One great project participated in Apps4Russia - social card. This application, which, according to the coordinates of the mobile phone, determined which government agencies are nearby, and immediately brought their phones: ECD, government, police station, etc. This is open data that has been collected from different sites and systematized. We recently held a small competition based on police data. Within its framework, several applications have appeared that help to know your district police officer.
This year, Apps4Russia has a Yandex nomination in which applications created on its technologies will compete. It has a very specific idea: Yandex is a service company that also works on open data and creates many opportunities for developers to improve the quality of their products. It is difficult to measure how many projects earned on Yandex.Maps, but the product quality of many of them has certainly improved. You can use not only Yandex.Maps, but the Yandex.Search
API ,
API of other services .

In addition to the generally accepted API, Yandex also has technologies that are specifically designed to process the language in a free form. For example, some time ago,
Tomita's parser became open, designed specifically for this. He helps to understand the meaning of the text, for example, Yandex.News.
And with the help of the search and registry of hospitals, you can make a search engine for hospitals. Or create a mobile application for prosecutors or people interested in prosecutors, collecting data from all sites of prosecutors and adding news to RSS. And sell it to the prosecutors themselves.
You can take a small piece from each data set and use it somehow. If the registry of organizations has their web addresses, you can restart the robot, collect RSS feeds and make the mobile application “Latest Moscow City News” - all Moscow departments have an RSS feed. All this can be done on Yandex technologies - you just need to go to
api.yandex.ru . This year, accepting applications for Apps4Russia ends on September 16, but it is likely that we will extend it.

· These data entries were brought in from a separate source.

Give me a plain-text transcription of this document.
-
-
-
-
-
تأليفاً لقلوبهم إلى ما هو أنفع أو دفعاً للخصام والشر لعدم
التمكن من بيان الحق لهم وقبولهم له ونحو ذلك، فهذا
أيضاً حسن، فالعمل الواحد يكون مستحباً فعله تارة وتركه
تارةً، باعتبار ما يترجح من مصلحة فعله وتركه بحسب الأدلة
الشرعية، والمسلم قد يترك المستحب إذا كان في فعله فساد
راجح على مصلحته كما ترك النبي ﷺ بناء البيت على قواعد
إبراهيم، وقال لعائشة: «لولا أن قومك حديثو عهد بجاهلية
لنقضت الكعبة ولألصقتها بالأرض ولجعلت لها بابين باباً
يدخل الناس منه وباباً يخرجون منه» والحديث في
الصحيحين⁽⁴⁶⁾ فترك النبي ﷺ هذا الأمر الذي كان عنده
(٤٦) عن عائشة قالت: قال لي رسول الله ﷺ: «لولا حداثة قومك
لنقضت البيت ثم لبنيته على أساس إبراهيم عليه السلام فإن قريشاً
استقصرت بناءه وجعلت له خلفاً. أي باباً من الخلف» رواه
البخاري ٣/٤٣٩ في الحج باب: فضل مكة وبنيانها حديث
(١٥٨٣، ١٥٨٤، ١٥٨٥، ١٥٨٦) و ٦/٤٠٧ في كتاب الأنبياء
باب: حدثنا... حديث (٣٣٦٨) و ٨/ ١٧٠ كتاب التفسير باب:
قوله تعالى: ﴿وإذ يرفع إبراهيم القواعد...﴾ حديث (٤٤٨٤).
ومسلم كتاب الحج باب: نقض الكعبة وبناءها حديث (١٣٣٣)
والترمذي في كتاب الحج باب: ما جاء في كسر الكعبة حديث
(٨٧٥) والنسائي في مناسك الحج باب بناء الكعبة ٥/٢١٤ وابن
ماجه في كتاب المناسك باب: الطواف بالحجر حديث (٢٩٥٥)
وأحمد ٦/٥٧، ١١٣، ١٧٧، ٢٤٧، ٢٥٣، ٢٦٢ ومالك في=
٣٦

Hackathon according to open data in Yandex
On September 14 - 15, the first Hackaton of Yandex will be held in Moscow. Two days and two nights, developers will create applications based on open state data and Yandex technologies. You can even participate in it with teams of up to five people. And you can come ready-made team, but you can organize on the spot.
If you can think for a long time at a competition, and then do something for him in two hours, then you need to think quickly on Hackathon. As a rule, it is necessary to come to him prepared. Therefore, think in advance about what you will do, understand where you will look for information, learn the API. Of course, they will help you on the spot: there will be both open data consultants and Yandex technologies.
I want to emphasize once again that it is not necessary to immediately make the product that you will sell. You can make it part of another product. You can sell yourself - due to the fact that you are implementing a high-quality piece of a project. And not necessarily the employer - it's just a job for reputation. On the Hackathon, you can show that you can create cool things on the basis of some information and some tools.
The main task of both Apps4Russia and
Hackathon Yandex is to show that there is a lot of information and technologies around which you can use to create something useful.